5.Long guns are hard to hide, and are best for hunting food. Short guns are easy to hide, and are best for hunting people. The short guns need to go. There was no record on Cho to check. Gun shops don't/can't check mental health records, only criminal.
6.Some people are hard to look at because the anger or pain in them so strong, so big. Those are the very people we need to see, hear. Some of Cho's peers tried to befriend him, but he had closed himself in the darker regions a long time before that.
7.In all of our analysis, I hope we can keep the students, the teachers, living and dead, with us for a time. Hard as this is to do.
We are reminded to live well. To care. To comfort the hurt and the departed. We are reminded of the limits of the human being. We are reminded to live well and to care, because the unwinding of the broken coiled soul will happen.

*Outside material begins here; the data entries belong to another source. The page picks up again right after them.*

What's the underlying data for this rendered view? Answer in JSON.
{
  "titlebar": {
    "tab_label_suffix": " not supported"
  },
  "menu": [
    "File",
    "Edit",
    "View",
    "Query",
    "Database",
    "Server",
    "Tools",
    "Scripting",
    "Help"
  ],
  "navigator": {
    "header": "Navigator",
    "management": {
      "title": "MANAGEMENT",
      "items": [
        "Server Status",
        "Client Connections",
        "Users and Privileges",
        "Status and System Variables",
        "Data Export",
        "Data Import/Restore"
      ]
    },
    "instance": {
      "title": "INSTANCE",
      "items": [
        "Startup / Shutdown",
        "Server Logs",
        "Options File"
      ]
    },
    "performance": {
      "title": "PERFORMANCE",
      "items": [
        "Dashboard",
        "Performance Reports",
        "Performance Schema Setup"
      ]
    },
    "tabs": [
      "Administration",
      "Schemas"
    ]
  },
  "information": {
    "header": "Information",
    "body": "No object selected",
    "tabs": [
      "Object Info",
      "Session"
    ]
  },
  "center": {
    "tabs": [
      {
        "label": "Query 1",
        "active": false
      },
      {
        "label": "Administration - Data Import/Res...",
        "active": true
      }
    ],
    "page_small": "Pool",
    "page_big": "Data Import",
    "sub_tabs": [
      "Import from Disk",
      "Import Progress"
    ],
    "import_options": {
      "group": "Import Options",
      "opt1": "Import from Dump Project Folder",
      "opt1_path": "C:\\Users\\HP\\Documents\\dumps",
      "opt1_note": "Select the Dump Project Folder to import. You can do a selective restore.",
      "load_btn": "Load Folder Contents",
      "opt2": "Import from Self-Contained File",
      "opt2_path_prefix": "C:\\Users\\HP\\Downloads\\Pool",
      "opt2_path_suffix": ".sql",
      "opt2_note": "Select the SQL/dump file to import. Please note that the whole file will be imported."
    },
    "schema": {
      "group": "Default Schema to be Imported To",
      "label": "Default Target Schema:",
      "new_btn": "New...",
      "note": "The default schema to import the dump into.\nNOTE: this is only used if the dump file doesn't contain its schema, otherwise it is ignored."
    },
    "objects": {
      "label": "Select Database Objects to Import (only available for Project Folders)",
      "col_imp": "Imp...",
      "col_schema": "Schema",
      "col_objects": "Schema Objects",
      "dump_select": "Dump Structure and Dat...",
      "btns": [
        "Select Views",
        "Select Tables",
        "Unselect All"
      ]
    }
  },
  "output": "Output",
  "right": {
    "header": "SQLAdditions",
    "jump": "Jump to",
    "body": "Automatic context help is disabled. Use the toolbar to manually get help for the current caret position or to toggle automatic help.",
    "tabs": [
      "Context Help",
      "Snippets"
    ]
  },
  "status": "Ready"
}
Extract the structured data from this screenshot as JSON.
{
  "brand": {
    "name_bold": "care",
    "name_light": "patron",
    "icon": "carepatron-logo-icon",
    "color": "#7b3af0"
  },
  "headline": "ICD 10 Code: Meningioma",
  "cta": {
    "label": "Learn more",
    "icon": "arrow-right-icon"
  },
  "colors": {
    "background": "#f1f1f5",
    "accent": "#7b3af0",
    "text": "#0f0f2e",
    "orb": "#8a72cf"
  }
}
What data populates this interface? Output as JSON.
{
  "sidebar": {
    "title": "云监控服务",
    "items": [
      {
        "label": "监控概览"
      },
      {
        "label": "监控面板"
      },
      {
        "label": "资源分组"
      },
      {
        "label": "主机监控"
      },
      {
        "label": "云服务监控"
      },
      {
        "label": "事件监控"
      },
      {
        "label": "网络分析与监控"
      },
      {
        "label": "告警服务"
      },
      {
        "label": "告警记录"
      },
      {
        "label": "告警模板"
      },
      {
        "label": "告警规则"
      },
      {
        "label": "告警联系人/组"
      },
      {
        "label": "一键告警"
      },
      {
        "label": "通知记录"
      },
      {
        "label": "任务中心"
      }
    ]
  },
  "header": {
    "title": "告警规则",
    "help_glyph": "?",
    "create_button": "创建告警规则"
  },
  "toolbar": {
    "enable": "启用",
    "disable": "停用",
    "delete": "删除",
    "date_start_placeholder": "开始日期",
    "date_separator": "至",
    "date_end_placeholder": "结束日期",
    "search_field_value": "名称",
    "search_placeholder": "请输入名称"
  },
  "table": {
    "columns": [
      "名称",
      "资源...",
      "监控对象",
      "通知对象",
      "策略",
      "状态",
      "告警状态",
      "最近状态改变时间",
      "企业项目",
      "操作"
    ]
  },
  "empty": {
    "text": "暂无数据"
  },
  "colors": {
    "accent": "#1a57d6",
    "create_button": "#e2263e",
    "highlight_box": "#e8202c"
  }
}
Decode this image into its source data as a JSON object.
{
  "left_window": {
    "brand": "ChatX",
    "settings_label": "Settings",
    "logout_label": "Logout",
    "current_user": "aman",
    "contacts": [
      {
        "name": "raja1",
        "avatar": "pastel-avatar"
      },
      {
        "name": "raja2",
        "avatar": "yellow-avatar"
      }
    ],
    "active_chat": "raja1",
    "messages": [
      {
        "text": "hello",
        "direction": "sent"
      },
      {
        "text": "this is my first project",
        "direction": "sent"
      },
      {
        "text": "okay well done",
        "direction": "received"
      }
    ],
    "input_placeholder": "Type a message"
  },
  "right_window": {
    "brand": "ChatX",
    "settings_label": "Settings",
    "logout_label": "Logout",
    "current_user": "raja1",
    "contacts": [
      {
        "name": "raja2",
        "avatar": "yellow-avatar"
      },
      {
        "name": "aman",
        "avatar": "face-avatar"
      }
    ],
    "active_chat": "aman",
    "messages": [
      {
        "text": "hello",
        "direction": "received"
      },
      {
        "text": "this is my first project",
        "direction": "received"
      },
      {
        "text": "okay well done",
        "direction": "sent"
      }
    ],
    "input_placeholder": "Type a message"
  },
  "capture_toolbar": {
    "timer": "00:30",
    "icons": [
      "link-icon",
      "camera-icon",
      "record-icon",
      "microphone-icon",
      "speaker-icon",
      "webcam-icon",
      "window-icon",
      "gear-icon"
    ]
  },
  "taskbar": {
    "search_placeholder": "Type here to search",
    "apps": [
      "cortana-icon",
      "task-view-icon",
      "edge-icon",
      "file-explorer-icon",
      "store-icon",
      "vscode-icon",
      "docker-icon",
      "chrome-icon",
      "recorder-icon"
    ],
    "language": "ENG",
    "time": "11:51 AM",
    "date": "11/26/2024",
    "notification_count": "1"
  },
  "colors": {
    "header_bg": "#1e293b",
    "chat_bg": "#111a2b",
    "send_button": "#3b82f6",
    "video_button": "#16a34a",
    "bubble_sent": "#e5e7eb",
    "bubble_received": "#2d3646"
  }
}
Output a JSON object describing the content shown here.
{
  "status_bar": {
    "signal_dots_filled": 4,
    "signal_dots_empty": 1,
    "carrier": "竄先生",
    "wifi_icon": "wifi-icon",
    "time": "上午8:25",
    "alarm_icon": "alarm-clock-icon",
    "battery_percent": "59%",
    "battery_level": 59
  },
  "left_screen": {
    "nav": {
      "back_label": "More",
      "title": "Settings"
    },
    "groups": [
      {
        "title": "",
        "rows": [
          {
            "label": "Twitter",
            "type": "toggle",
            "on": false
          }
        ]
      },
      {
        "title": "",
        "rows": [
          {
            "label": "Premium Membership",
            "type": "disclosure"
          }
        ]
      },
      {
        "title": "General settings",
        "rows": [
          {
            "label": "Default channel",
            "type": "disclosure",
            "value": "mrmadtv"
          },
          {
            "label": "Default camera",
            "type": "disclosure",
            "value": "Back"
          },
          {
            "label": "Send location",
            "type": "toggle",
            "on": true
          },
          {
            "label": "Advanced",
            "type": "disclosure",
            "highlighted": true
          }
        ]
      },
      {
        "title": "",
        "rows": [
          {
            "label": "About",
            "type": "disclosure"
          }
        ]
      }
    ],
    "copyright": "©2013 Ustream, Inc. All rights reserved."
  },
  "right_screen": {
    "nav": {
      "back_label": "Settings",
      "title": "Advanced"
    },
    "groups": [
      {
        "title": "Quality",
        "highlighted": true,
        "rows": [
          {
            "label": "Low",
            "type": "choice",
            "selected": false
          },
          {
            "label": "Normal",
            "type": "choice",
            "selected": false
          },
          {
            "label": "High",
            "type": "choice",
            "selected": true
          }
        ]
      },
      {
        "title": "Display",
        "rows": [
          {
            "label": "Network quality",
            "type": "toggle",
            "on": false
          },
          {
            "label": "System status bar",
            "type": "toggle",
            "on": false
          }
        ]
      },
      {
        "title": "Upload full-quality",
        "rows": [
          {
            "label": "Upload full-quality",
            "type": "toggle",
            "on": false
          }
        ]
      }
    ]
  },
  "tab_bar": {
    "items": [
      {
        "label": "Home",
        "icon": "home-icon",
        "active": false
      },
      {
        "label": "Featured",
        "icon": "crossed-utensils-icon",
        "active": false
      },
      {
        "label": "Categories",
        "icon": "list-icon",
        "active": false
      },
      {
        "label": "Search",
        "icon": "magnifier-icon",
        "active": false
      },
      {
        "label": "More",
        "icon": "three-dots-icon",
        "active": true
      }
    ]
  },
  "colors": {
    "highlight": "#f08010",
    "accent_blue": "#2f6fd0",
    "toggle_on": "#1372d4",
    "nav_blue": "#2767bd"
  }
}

The truth of it is that I've been so awash in 3 dead there, 57 dead over there, 200 dead that weekend, that I'm not finding the deep response I feel I should. It's been numbered out of me. A failing, on my part, as much as history's. And neither is the nation finding that response, to judge by the media. No mourning, no resting in the shock or pain or compassion: Wham! Straight into analysis, background, creepy voyeurism (look at the freak, look at the gore, look at the sad people), causes of the effect, procedure, gun policy, campus and legal policy, Who Could Have Stopped Him? Why Aren't We Safe?? Because facing the loss of the student's families, of the professor's families, the hurt in the hearts of the friends and colleagues and peers, that is too much.
All of which might help in the long run, if we can manage to have a long run with this. Learning here is the best outcome for those of us still breathing. But that learning, alone, feels like insufficient honor to and care for the dead.
But, the jump over mourning denies that we are not Safe. And what we are not facing in all this that we just are not safe, all the time, everywhere. That kind of safety is not possible. That is what we don't want to sit with. That in spite of all our best efforts, our care, kindness, caution, and good defensive strategy, being alive is a risky proposition. Which, is a very hard thing.
At least no one said, "Today, America lost its innocence." Because we obviously keep refusing to do that.
Sitting with it, that's the next thing to do for me, until that connection I miss feeling for that community comes back.